The festivities surrounding this game made an unappealing contest a unique and meaningful one.
Some of my favorite regular season games of the year are the ones that are played in non-routine settings. In the past we’ve seen international games, games played at Fort Bragg, Williamsport, etc. All of them have a purpose: to make a regular season game that would tend be lost in a schedule of thousands of games a memorable one. So when Major League Baseball announced that they were bringing one to Omaha (this idea had been floated around for awhile) and knowing that it was near me, I knew I had to make an effort to attend it.
Months had passed and I had put the thought of going to the game in the back of my head. But as the contest became only days away, I finally bought some tickets, rented a hotel for a night, and decided I was going to make the boring 3 1⁄2 hour car drive from Kansas City to Omaha hours before the game.
I showed up about an hour and a half before first pitch, surprised at how easy it was to park and walk to TD Ameritrade Ballpark (you could tell downtown Omaha was used to crowds with the College World Series). Getting closer to the ballpark, there was a clear College World Series theme, which wasn’t a surprise. This could be seen from the many games and apparel stands sitting outside the stadium. In terms of fandom, the crowd was diversified. The majority were Royals fans, all in part to Kansas City only being a few hours away from Omaha, the Omaha Storm Chasers being the Royals affiliate, and of course with the Royals participating in the game. If there’s a team that Omaha claims fandom to, it’s clearly the Royals. Among them were a decent amount of Tigers fans, with the occasional Cubs jersey being sprinkled in, also thanks in part to the short drive. And then there were plenty of fans of the eight teams in the College World Series among the crowd.
I ended up spending the majority of the game in the outfield walking area. The area was slightly crowded, due to a full sellout of seats and then some (the announced attendance was 25,454, the ballpark only sits 24,000). You could tell this event was a success and that the city of Omaha was excited for this just by that. As for the ballpark, it was very nice. It’s built with a clean, organized looking structure and features a portion of the small Omaha skyline beyond the outfield as a view.
As for the game, the highlight of the night was watching the recently called up Royals second baseman, Nicky Lopez, hit his first big league home run (and the first ever MLB home run in the state of Nebraska) in the same stadium he played his college games for Creighton University at was special. Many in attendance were attached to Lopez more than any other player on the field that night and for them to watch him hit a home run, let alone even play in a big league game was awesome. I could sense the joyous feeling around me.
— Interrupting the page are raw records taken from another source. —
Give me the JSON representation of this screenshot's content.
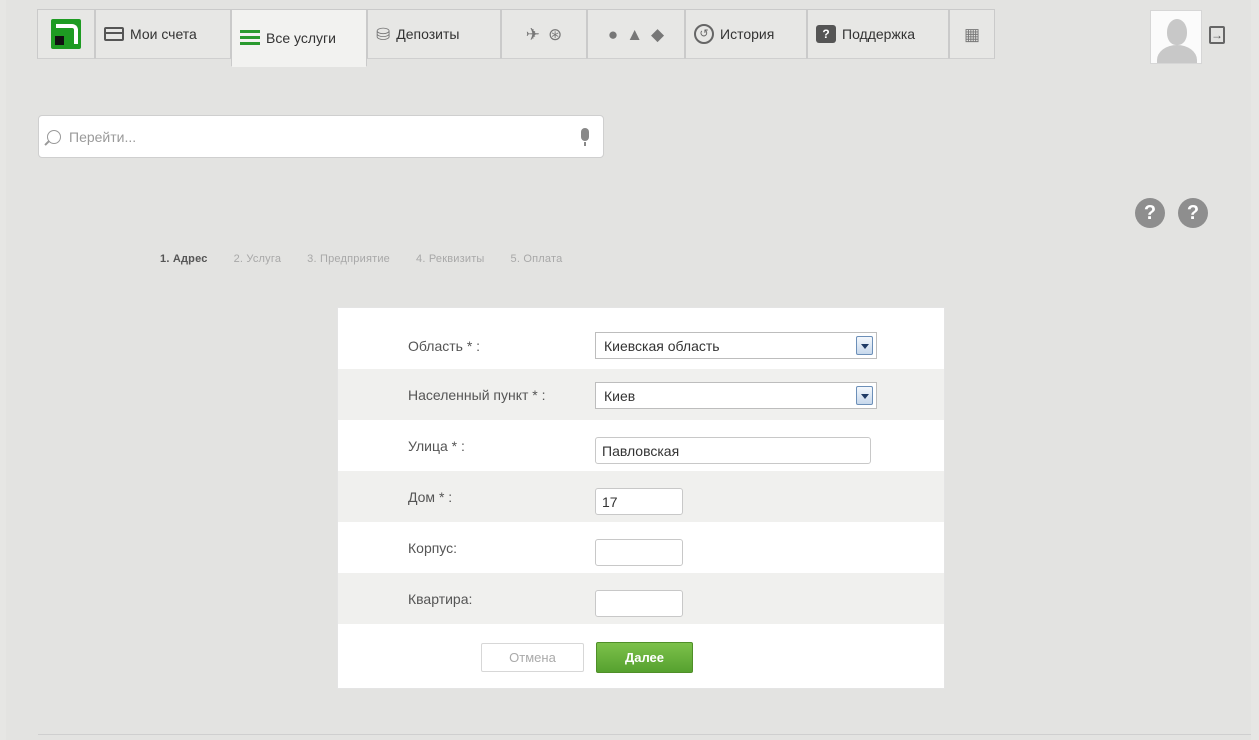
{
  "nav": {
    "accounts_label": "Мои счета",
    "all_services_label": "Все услуги",
    "deposits_label": "Депозиты",
    "history_label": "История",
    "support_label": "Поддержка"
  },
  "search": {
    "placeholder": "Перейти..."
  },
  "steps": [
    "1. Адрес",
    "2. Услуга",
    "3. Предприятие",
    "4. Реквизиты",
    "5. Оплата"
  ],
  "form": {
    "region_label": "Область * :",
    "region_value": "Киевская область",
    "city_label": "Населенный пункт * :",
    "city_value": "Киев",
    "street_label": "Улица * :",
    "street_value": "Павловская",
    "house_label": "Дом * :",
    "house_value": "17",
    "building_label": "Корпус:",
    "building_value": "",
    "apartment_label": "Квартира:",
    "apartment_value": "",
    "cancel_label": "Отмена",
    "next_label": "Далее"
  },
  "colors": {
    "brand_green": "#1e9b22",
    "button_green": "#5aa633"
  },
  "icons": [
    "logo-icon",
    "card-icon",
    "list-icon",
    "piggybank-icon",
    "transport-icon",
    "globe-icon",
    "apple-icon",
    "android-icon",
    "windows-icon",
    "history-icon",
    "support-icon",
    "cart-icon",
    "user-avatar",
    "exit-icon",
    "help-video-icon",
    "help-icon",
    "search-icon",
    "microphone-icon",
    "dropdown-arrow-icon"
  ]
}
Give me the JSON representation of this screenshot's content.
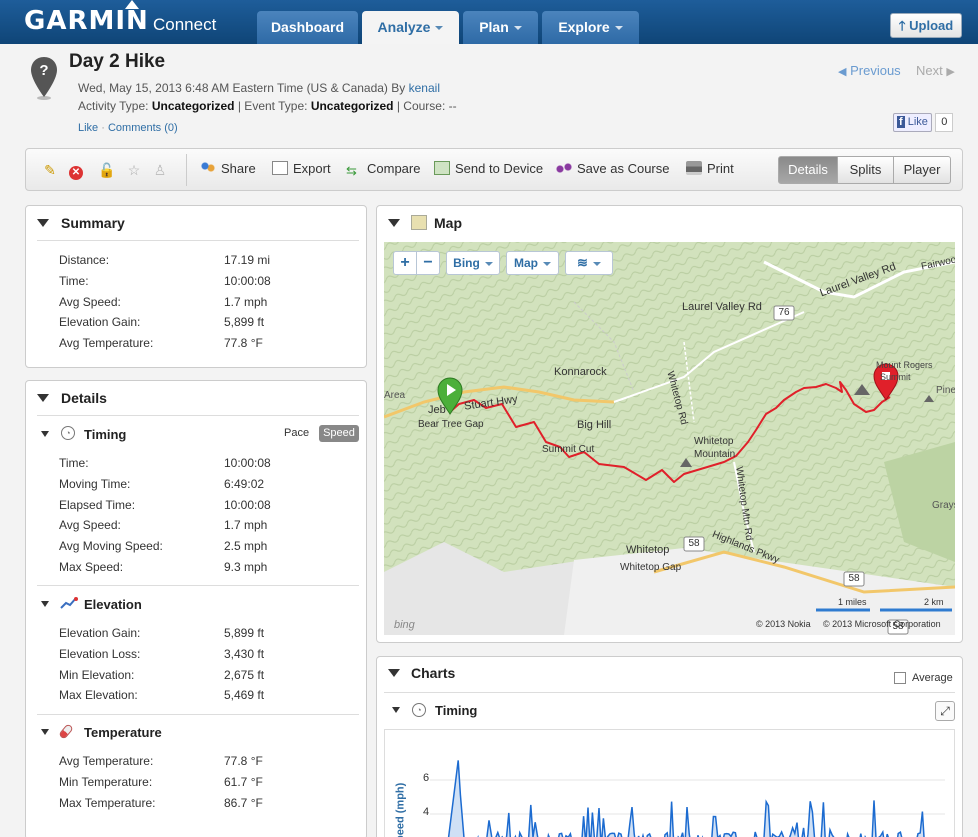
{
  "header": {
    "brand": "GARMIN",
    "brand_sub": "Connect",
    "tabs": [
      "Dashboard",
      "Analyze",
      "Plan",
      "Explore"
    ],
    "upload_label": "Upload"
  },
  "activity": {
    "title": "Day 2 Hike",
    "datetime_text": "Wed, May 15, 2013 6:48 AM Eastern Time (US & Canada) By",
    "author": "kenail",
    "activity_type_label": "Activity Type:",
    "activity_type": "Uncategorized",
    "event_type_label": "| Event Type:",
    "event_type": "Uncategorized",
    "course_label": "| Course: --",
    "like": "Like",
    "comments": "Comments (0)",
    "previous": "Previous",
    "next": "Next",
    "fb_like": "Like",
    "fb_count": "0"
  },
  "toolbar": {
    "share": "Share",
    "export": "Export",
    "compare": "Compare",
    "send": "Send to Device",
    "save_course": "Save as Course",
    "print": "Print",
    "views": [
      "Details",
      "Splits",
      "Player"
    ]
  },
  "summary": {
    "title": "Summary",
    "rows": [
      {
        "label": "Distance:",
        "value": "17.19 mi"
      },
      {
        "label": "Time:",
        "value": "10:00:08"
      },
      {
        "label": "Avg Speed:",
        "value": "1.7 mph"
      },
      {
        "label": "Elevation Gain:",
        "value": "5,899 ft"
      },
      {
        "label": "Avg Temperature:",
        "value": "77.8 °F"
      }
    ]
  },
  "details": {
    "title": "Details",
    "timing": {
      "title": "Timing",
      "pace": "Pace",
      "speed": "Speed",
      "rows": [
        {
          "label": "Time:",
          "value": "10:00:08"
        },
        {
          "label": "Moving Time:",
          "value": "6:49:02"
        },
        {
          "label": "Elapsed Time:",
          "value": "10:00:08"
        },
        {
          "label": "Avg Speed:",
          "value": "1.7 mph"
        },
        {
          "label": "Avg Moving Speed:",
          "value": "2.5 mph"
        },
        {
          "label": "Max Speed:",
          "value": "9.3 mph"
        }
      ]
    },
    "elevation": {
      "title": "Elevation",
      "rows": [
        {
          "label": "Elevation Gain:",
          "value": "5,899 ft"
        },
        {
          "label": "Elevation Loss:",
          "value": "3,430 ft"
        },
        {
          "label": "Min Elevation:",
          "value": "2,675 ft"
        },
        {
          "label": "Max Elevation:",
          "value": "5,469 ft"
        }
      ]
    },
    "temperature": {
      "title": "Temperature",
      "rows": [
        {
          "label": "Avg Temperature:",
          "value": "77.8 °F"
        },
        {
          "label": "Min Temperature:",
          "value": "61.7 °F"
        },
        {
          "label": "Max Temperature:",
          "value": "86.7 °F"
        }
      ]
    }
  },
  "map": {
    "title": "Map",
    "zoom_in": "+",
    "zoom_out": "−",
    "provider": "Bing",
    "type": "Map",
    "labels": {
      "konnarock": "Konnarock",
      "laurel_valley": "Laurel Valley Rd",
      "laurel_valley2": "Laurel Valley Rd",
      "whitetop_rd": "Whitetop Rd",
      "jeb": "Jeb",
      "stuart": "Stuart Hwy",
      "bear_tree": "Bear Tree Gap",
      "big_hill": "Big Hill",
      "summit_cut": "Summit Cut",
      "whitetop_mtn": "Whitetop",
      "mountain": "Mountain",
      "whitetop_mtn_rd": "Whitetop Mtn Rd",
      "whitetop": "Whitetop",
      "whitetop_gap": "Whitetop Gap",
      "highlands": "Highlands Pkwy",
      "mount_rogers": "Mount Rogers",
      "mount_rogers2": "Summit",
      "pine": "Pine",
      "fairwood": "Fairwoo",
      "grays": "Grays",
      "area": "Area",
      "r76": "76",
      "r58a": "58",
      "r58b": "58",
      "r58c": "58",
      "scale_mi": "1 miles",
      "scale_km": "2 km",
      "copy1": "© 2013 Nokia",
      "copy2": "© 2013 Microsoft Corporation",
      "bing": "bing"
    }
  },
  "charts": {
    "title": "Charts",
    "average": "Average",
    "timing_title": "Timing",
    "ylabel": "Speed (mph)",
    "yticks": [
      "6",
      "4"
    ]
  },
  "colors": {
    "header_blue": "#1e5d9a",
    "link_blue": "#2f6ea5",
    "track_red": "#e0202a",
    "chart_blue": "#1c6bd0"
  }
}
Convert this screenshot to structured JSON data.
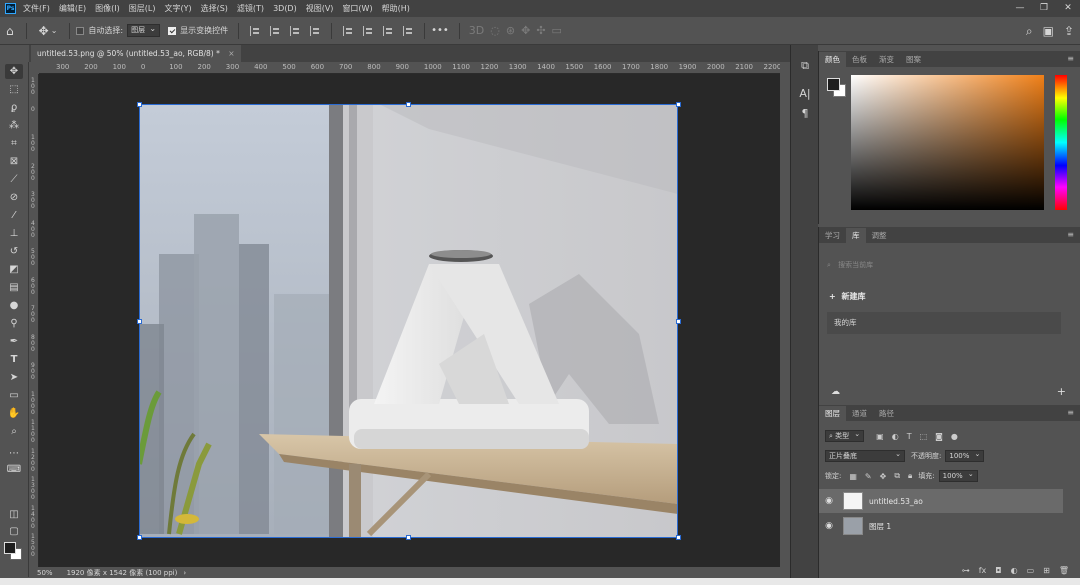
{
  "app": {
    "logo": "Ps"
  },
  "menu": [
    "文件(F)",
    "编辑(E)",
    "图像(I)",
    "图层(L)",
    "文字(Y)",
    "选择(S)",
    "滤镜(T)",
    "3D(D)",
    "视图(V)",
    "窗口(W)",
    "帮助(H)"
  ],
  "window_controls": {
    "minimize": "—",
    "restore": "❐",
    "close": "✕"
  },
  "options": {
    "auto_select_label": "自动选择:",
    "auto_select_value": "图层",
    "show_transform_label": "显示变换控件",
    "more": "•••"
  },
  "document_tab": {
    "title": "untitled.53.png @ 50% (untitled.53_ao, RGB/8) *",
    "close": "×"
  },
  "ruler_h": [
    "300",
    "200",
    "100",
    "0",
    "100",
    "200",
    "300",
    "400",
    "500",
    "600",
    "700",
    "800",
    "900",
    "1000",
    "1100",
    "1200",
    "1300",
    "1400",
    "1500",
    "1600",
    "1700",
    "1800",
    "1900",
    "2000",
    "2100",
    "2200"
  ],
  "ruler_v": [
    "1\n0\n0",
    "0",
    "1\n0\n0",
    "2\n0\n0",
    "3\n0\n0",
    "4\n0\n0",
    "5\n0\n0",
    "6\n0\n0",
    "7\n0\n0",
    "8\n0\n0",
    "9\n0\n0",
    "1\n0\n0\n0",
    "1\n1\n0\n0",
    "1\n2\n0\n0",
    "1\n3\n0\n0",
    "1\n4\n0\n0",
    "1\n5\n0\n0"
  ],
  "status": {
    "zoom": "50%",
    "info": "1920 像素 x 1542 像素 (100 ppi)",
    "arrow": "›"
  },
  "panels": {
    "color_tabs": [
      "颜色",
      "色板",
      "渐变",
      "图案"
    ],
    "library_tabs": [
      "学习",
      "库",
      "调整"
    ],
    "library_search_placeholder": "搜索当前库",
    "library_new": "新建库",
    "library_item": "我的库",
    "layers_tabs": [
      "图层",
      "通道",
      "路径"
    ],
    "kind_filter": "类型",
    "blend_mode": "正片叠底",
    "opacity_label": "不透明度:",
    "opacity_value": "100%",
    "lock_label": "锁定:",
    "fill_label": "填充:",
    "fill_value": "100%",
    "layers": [
      {
        "name": "untitled.53_ao",
        "selected": true
      },
      {
        "name": "图层 1",
        "selected": false
      }
    ],
    "footer_icons": [
      "link-icon",
      "fx-icon",
      "mask-icon",
      "adjustment-icon",
      "folder-icon",
      "new-layer-icon",
      "trash-icon"
    ]
  },
  "colors": {
    "accent": "#2a6bd3",
    "color_field_hue": "#f08018",
    "foreground": "#1e1e1e",
    "background": "#ffffff"
  }
}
There was a unique quality from this event that I noticed immediately. I didn’t notice that I was watching a rather unappealing matchup between two of the worst teams in baseball. Festivities like the Golden Spikes award ceremony, the introduction of the eight College World Series teams, the constant College World Series montages being played on the video-board, and greats like Barry Larkin and Dave Winfield being announced onto the field around covered that thought up. For one night, it felt like my team of fandom, the Royals, weren’t playing in some meaningless game. And because of all of that, I look forward to this becoming an annual tradition.